ECOFIN’s Viceconte reveals that in a recent survey of Italian SMEs, 10% replied they would start to invoice in euros from next year while 34% said they would only do so when such measures become compulsory – compared with an EU average of 17%.

Clearly, Viceconte underlines, the latter figure shows that many companies have no idea as to when external accounting in euros becomes mandatory.

Such a ‘wait and see’ approach is also likely to lead to trouble for SMEs in the area of taxation. In common with other EMU states, the Italian treasury will be requiring VAT returns in the single currency from the start of 2002.
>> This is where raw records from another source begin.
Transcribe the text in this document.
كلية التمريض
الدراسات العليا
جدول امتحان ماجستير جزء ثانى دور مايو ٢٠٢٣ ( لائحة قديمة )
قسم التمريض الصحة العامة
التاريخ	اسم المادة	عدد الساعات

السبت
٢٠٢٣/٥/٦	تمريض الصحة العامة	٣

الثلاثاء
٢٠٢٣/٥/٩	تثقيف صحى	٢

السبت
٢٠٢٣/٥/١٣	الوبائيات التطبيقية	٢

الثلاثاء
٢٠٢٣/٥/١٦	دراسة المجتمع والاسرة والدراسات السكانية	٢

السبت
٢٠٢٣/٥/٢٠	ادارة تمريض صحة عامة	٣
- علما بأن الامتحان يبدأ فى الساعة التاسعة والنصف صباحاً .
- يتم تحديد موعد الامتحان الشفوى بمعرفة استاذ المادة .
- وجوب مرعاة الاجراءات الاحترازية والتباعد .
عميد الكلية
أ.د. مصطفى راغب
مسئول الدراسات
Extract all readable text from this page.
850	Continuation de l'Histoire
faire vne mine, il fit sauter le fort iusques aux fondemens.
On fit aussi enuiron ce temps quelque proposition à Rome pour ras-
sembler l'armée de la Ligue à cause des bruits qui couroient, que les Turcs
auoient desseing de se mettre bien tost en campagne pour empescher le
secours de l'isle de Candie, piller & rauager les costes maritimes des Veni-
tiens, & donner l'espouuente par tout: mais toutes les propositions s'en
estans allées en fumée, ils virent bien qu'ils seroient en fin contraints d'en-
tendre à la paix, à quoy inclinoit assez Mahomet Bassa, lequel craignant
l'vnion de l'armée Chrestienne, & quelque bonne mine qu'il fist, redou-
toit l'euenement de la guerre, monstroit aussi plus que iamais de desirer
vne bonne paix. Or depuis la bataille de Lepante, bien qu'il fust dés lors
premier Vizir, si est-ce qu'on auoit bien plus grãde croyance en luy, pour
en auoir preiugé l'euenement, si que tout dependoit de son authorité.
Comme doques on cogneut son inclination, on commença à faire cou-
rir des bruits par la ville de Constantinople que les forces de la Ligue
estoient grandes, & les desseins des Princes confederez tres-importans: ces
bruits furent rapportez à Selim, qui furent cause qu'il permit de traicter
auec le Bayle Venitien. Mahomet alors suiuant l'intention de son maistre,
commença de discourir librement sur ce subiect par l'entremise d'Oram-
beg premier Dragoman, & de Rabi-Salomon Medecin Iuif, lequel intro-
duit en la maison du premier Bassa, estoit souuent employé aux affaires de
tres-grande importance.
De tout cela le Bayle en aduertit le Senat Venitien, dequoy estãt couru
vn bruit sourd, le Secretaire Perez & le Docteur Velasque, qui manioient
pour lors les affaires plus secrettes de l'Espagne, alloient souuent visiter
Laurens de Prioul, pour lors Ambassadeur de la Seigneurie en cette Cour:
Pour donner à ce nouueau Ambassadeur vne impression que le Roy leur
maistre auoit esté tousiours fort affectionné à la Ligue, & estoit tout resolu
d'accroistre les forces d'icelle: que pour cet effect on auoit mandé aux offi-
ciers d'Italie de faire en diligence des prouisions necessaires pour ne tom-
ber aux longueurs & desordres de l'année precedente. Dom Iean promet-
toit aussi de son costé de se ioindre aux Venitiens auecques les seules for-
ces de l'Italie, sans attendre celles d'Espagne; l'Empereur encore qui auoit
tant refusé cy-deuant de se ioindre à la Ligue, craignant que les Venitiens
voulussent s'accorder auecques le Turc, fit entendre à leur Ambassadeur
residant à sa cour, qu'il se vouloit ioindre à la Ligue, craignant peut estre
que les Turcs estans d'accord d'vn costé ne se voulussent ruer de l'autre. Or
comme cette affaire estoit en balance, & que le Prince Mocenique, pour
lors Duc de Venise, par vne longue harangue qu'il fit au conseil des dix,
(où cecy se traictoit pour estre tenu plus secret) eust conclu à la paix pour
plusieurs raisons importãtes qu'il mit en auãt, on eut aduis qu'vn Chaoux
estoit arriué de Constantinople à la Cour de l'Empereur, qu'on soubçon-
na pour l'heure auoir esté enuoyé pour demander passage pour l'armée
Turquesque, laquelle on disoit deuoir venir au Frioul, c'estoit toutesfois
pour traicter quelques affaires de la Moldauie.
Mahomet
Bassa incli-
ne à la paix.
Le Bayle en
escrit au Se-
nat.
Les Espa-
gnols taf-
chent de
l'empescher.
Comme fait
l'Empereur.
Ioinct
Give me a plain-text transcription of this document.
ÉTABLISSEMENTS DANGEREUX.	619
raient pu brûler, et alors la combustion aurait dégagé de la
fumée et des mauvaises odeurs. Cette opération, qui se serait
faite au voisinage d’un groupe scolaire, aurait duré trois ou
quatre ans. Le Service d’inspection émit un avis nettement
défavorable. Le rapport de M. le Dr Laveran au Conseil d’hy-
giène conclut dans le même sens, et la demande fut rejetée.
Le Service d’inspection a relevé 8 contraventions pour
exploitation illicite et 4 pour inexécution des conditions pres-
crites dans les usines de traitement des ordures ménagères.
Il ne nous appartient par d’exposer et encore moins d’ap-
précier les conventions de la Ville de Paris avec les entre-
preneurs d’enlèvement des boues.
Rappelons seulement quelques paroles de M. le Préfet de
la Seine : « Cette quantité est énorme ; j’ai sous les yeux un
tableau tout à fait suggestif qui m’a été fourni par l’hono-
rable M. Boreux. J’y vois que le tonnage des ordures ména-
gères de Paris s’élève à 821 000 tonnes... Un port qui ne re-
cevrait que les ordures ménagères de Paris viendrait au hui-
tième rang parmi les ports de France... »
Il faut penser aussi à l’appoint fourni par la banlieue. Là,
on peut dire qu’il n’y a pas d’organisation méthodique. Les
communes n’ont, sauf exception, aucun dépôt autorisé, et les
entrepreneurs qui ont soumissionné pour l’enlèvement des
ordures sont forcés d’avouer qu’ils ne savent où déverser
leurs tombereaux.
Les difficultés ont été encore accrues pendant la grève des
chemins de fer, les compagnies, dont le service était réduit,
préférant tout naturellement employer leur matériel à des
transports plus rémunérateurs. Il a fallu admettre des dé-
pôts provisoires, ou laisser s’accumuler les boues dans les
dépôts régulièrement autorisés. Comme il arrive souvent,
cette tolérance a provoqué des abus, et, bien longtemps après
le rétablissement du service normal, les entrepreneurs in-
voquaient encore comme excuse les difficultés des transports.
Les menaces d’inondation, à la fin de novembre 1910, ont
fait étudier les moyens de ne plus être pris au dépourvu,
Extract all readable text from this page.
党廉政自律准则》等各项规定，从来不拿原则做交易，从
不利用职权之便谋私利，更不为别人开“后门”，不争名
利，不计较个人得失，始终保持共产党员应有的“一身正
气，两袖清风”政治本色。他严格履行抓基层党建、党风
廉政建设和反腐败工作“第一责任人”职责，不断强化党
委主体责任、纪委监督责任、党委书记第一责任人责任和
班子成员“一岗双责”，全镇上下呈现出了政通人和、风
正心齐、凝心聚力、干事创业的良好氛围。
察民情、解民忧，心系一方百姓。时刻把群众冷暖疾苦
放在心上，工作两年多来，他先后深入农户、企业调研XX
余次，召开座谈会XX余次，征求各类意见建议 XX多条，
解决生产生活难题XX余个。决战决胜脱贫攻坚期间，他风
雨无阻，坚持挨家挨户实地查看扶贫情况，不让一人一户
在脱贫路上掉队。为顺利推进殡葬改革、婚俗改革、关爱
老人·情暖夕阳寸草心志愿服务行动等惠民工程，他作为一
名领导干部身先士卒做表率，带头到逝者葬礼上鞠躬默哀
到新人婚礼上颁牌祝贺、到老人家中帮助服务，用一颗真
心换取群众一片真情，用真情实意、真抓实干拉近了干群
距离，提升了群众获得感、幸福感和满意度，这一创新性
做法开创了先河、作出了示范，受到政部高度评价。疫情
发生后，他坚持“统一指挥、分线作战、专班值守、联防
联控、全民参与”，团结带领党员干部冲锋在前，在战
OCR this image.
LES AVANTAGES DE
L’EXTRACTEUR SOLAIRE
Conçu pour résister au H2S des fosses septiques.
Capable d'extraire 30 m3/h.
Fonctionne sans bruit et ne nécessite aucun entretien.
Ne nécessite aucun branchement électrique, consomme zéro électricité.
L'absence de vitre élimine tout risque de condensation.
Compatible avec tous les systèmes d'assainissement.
In a speech to the UK Local Government Association on single currency planning last June, Xenakis revealed that in 2000, one in four ‘sub-national authorities’ in first-wave countries had yet to install euro-friendly software. That figure has risen to one in three intent on converting mid-2001. And preparation in other areas is improving.

Italy, long seen as the player which passed ‘go’ into EMU by the skin of national economists’ teeth, is keeping up with the Schmidts and the Le Francs in the conversion countdown. The country’s civil servants will have been seeing their pay in both euros and in lire since mid-2001.

Others such as the Netherlands are delaying until December. Spain alone will be sending out public pay slips in the single currency from this month.

In Treviso, Zanta remains confident that the ‘canniness’ of north-eastern entrepreneurs will find them well-prepared for E-Day. ‘I don’t have a great sense of anticipation,’ he says. ‘You don’t need to be alarmist about the whole euro thing really.’

 

RACKETEERS COULD SPOIL EURO PARTY

One minute past midnight 2002 and, as if by magic, lire, francs, gilders and deutschmarks transform into one spanking new currency.

The Cinderella fairytale-in-reverse tells of cashpoints across Euroland (29,000 in Italy) issuing forth euro notes. Provided national banks have followed the plot, the advent of 2002 means the internal workings of cash machines will have to be readied for the cut of a new currency. In Italy, services that have not been made euro-friendly will be suspended. The country’s financial houses have until 15 January at the latest to get dispensing in order.

Bad timing by banks apart, the most serious threat to the euro party will be the counterfeiters. But the EMU equivalent of the heavies on the door have a formidable pedigree. The Forgery of Money Group based at The Hague headquarters of Europol – the organisation that already works with the EU states on issues such as illegal immigration – will be busy collating information on counterfeiting incidences as 15 billion notes and 56 billion coins wend their way around the eurozone.

Monetary union creates one currency but not one country. First-wave states and the European Central Bank will have to keep a strict currency watch.

A common approach to fighting counterfeiters should mean law enforcement agencies can respond more quickly because they are assisted by a central database.

‘For criminals, the euro is just another currency, maybe with a mixture of new and old security features,’ Europol member Michael Muller explains.

‘The only thing that changes for the racketeers is that, instead of printing deutschmarks or francs, they’re printing euros. Counterfeiting has been around for a long time and it won’t cease just because, for example, the lire disappears.’ The arrival of monetary union also means the UK won’t be able to sit idly counting coppers and our luck at having stayed away from the whole monetary union business. Twelve countries may have adopted the single currency for now, says Muller, but those on the opt-out list should be just as concerned about the fate of false euros. Counterfeiters, like bad pennies, have a habit of turning up everywhere.